A complex example: identifying over-provisioned containers
The example in this section queries metrics from Prometheus and the node_exporter
to identify Kubernetes containers that are over-provisioned. In this query, you find containers whose ninety-ninth percentile memory utilization is low, like this:
WITH memory_allowed as (
SELECT
labels(series_id) as labels,
value,
min(time) start_time,
max(time) as end_time
FROM container_spec_memory_limit_bytes total
WHERE value != 0 and value != 'NaN'
GROUP BY series_id, value
)
SELECT
val(memory_used.container_id) container,
percentile_cont(0.99)
within group(order by memory_used.value/memory_allowed.value)
AS percent_used_p99,
max(memory_allowed.value) max_memory_allowed
FROM container_memory_working_set_bytes AS memory_used
INNER JOIN memory_allowed
ON (memory_used.time >= memory_allowed.start_time AND
memory_used.time <= memory_allowed.end_time AND
eq(memory_used.labels,memory_allowed.labels))
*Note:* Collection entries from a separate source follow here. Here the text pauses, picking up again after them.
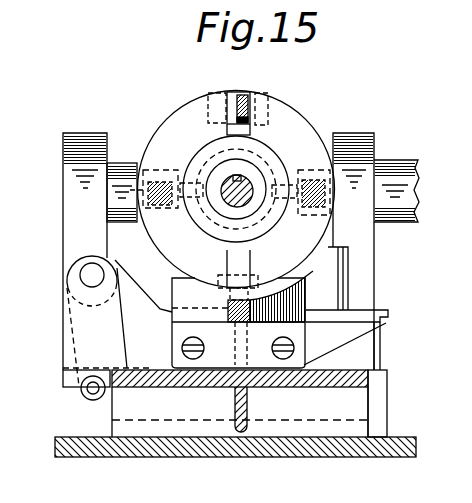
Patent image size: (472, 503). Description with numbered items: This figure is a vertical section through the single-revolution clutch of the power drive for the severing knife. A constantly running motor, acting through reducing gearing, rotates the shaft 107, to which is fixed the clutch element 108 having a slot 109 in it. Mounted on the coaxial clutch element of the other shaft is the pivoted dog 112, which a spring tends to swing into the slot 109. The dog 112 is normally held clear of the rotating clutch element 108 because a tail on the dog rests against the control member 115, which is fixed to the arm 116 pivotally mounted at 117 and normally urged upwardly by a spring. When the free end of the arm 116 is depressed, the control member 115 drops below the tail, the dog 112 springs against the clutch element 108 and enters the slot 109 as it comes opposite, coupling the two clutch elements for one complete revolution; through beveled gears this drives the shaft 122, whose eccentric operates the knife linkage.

The shaft 107 is at (248, 180).
The clutch element 108 is at (309, 117).
The slot 109 is at (222, 90).
The pivoted dog 112 is at (243, 112).
The control member 115 is at (302, 292).
The arm 116 is at (379, 325).
The pivot 117 is at (88, 273).
The shaft 122 is at (408, 197).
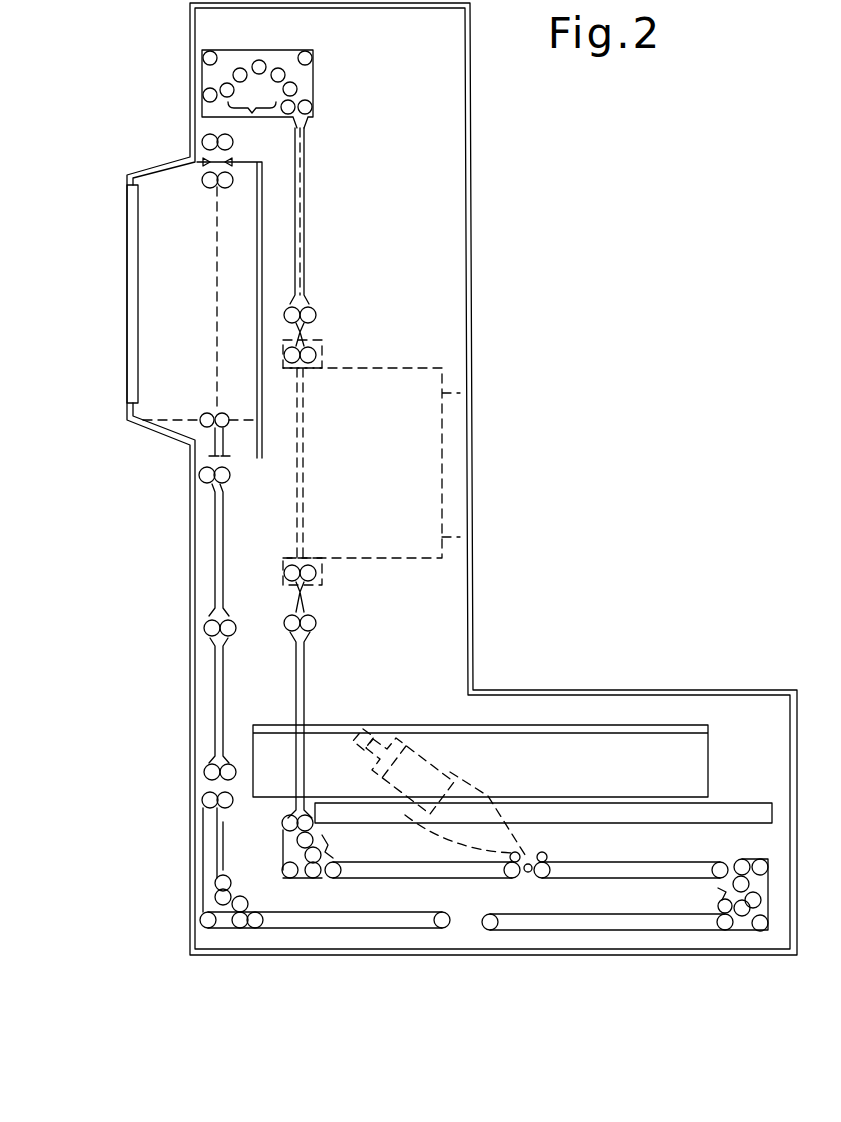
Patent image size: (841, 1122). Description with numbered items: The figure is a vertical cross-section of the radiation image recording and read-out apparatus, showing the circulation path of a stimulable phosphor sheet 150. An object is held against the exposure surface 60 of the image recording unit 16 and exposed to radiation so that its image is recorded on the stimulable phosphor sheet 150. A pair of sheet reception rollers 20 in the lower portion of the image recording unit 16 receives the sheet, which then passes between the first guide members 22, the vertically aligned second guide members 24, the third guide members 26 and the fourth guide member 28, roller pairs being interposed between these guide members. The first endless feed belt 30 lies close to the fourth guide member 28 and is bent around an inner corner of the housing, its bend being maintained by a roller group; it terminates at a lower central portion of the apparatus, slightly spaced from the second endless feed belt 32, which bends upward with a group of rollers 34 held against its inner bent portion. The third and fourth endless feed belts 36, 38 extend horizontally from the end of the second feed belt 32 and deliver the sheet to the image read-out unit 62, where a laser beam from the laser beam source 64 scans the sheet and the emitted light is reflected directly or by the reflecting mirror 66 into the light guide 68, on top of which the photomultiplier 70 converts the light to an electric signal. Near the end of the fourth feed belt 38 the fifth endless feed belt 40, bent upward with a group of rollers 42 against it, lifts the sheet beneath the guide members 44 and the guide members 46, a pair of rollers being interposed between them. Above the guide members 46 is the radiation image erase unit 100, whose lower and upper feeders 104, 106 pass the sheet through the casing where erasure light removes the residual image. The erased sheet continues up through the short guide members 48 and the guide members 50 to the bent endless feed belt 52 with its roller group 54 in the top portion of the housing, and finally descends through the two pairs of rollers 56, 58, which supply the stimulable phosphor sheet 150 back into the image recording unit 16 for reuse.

The image recording unit 16 is at (158, 300).
The sheet reception rollers 20 is at (205, 413).
The first guide members 22 is at (224, 445).
The second guide members 24 is at (215, 547).
The third guide members 26 is at (215, 692).
The fourth guide member 28 is at (222, 840).
The first endless feed belt 30 is at (205, 878).
The second endless feed belt 32 is at (552, 922).
The group of rollers 34 is at (718, 888).
The third endless feed belt 36 is at (650, 872).
The fourth endless feed belt 38 is at (400, 872).
The fifth endless feed belt 40 is at (287, 860).
The group of rollers 42 is at (347, 845).
The guide members 44 is at (298, 682).
The guide members 46 is at (303, 604).
The short guide members 48 is at (300, 333).
The guide members 50 is at (304, 222).
The endless feed belt 52 is at (302, 75).
The roller group 54 is at (266, 100).
The rollers 56 is at (206, 134).
The rollers 58 is at (202, 177).
The exposure surface 60 is at (127, 207).
The image read-out unit 62 is at (602, 724).
The laser beam source 64 is at (558, 777).
The reflecting mirror 66 is at (537, 848).
The light guide 68 is at (492, 796).
The photomultiplier 70 is at (355, 755).
The radiation image erase unit 100 is at (413, 467).
The feeder 104 is at (285, 568).
The feeder 106 is at (322, 345).
The stimulable phosphor sheet 150 is at (300, 152).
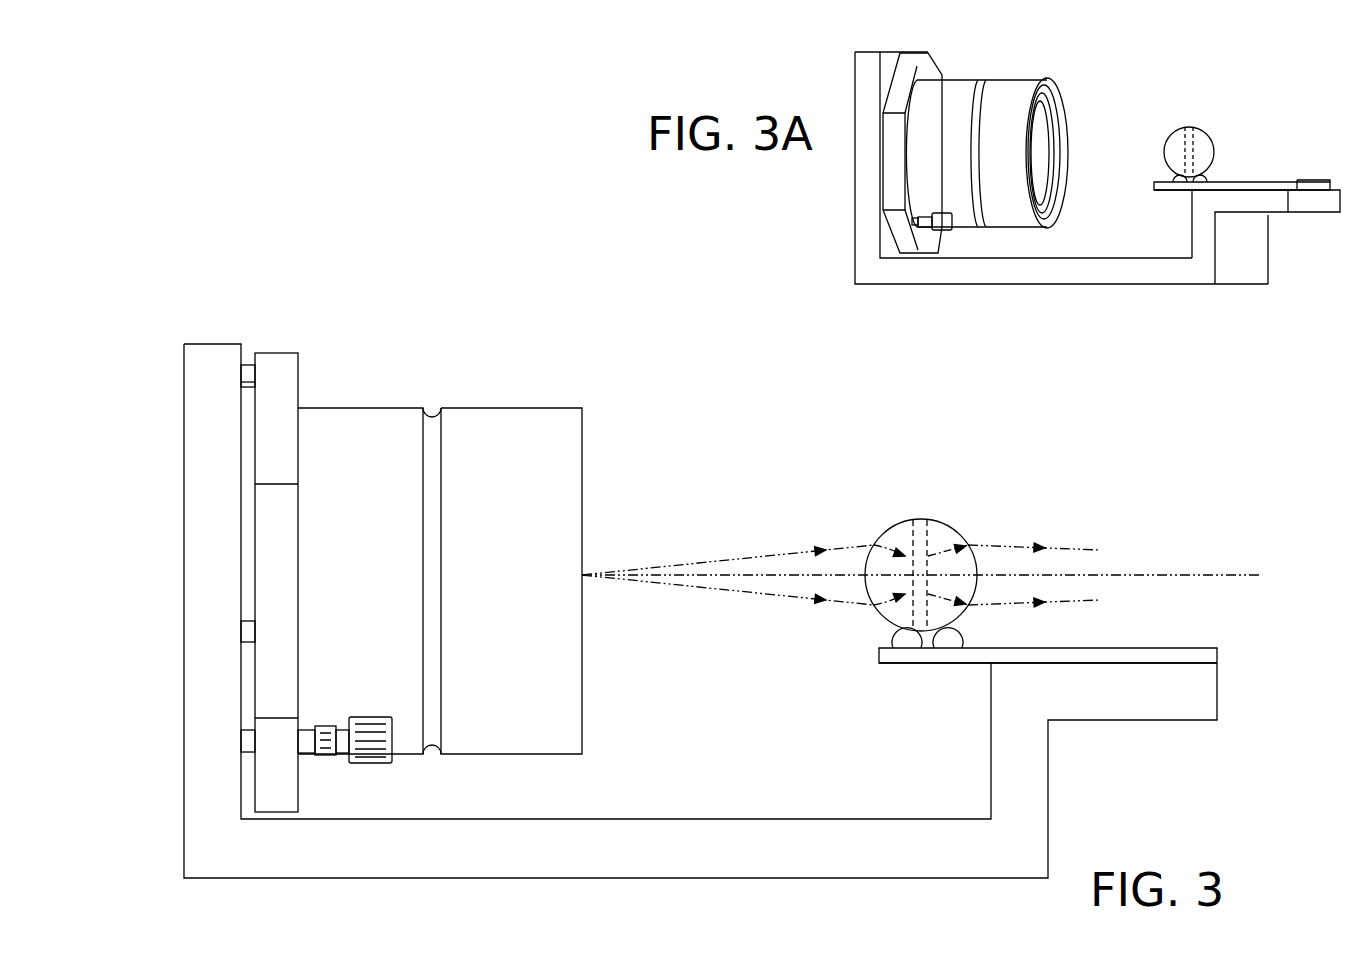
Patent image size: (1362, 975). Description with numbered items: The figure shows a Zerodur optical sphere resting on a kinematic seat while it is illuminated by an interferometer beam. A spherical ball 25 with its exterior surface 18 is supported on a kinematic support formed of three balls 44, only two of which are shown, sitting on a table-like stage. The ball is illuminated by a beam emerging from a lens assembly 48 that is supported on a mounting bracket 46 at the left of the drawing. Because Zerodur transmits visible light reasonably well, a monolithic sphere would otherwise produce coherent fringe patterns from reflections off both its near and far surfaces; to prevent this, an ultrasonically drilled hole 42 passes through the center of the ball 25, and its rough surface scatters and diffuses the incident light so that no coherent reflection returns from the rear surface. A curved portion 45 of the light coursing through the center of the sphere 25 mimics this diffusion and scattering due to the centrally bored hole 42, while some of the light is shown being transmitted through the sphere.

In FIG. 3, the exterior surface 18 is at (952, 528).
In FIG. 3, the spherical ball 25 is at (940, 530).
In FIG. 3A, the spherical ball 25 is at (1199, 146).
In FIG. 3, the ultrasonically drilled hole 42 is at (903, 552).
In FIG. 3, the balls 44 is at (960, 640).
In FIG. 3A, the balls 44 is at (1204, 178).
In FIG. 3, the curved portion 45 is at (890, 547).
In FIG. 3, the mounting bracket 46 is at (218, 343).
In FIG. 3A, the mounting bracket 46 is at (863, 52).
In FIG. 3, the lens assembly 48 is at (498, 408).
In FIG. 3A, the lens assembly 48 is at (1008, 78).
WHERE memory_used.value != 'NaN'
GROUP BY container
ORDER BY percent_used_p99 ASC
LIMIT 100;
An example of the output for this query:
| container | percent_used_p99 | total |
|--------------------------------|-------------------------|-------------|
| cluster-overprovisioner-system | 6.961822509765625e-05 | 4294967296 |
| sealed-secrets-controller | 0.00790748596191406 | 1073741824 |
| dumpster | 0.0135690307617187 | 268435456 |
This example uses cAdvisor
, as an example of the sorts of sophisticated analysis enabled by Promscale’s support to query your data in SQL.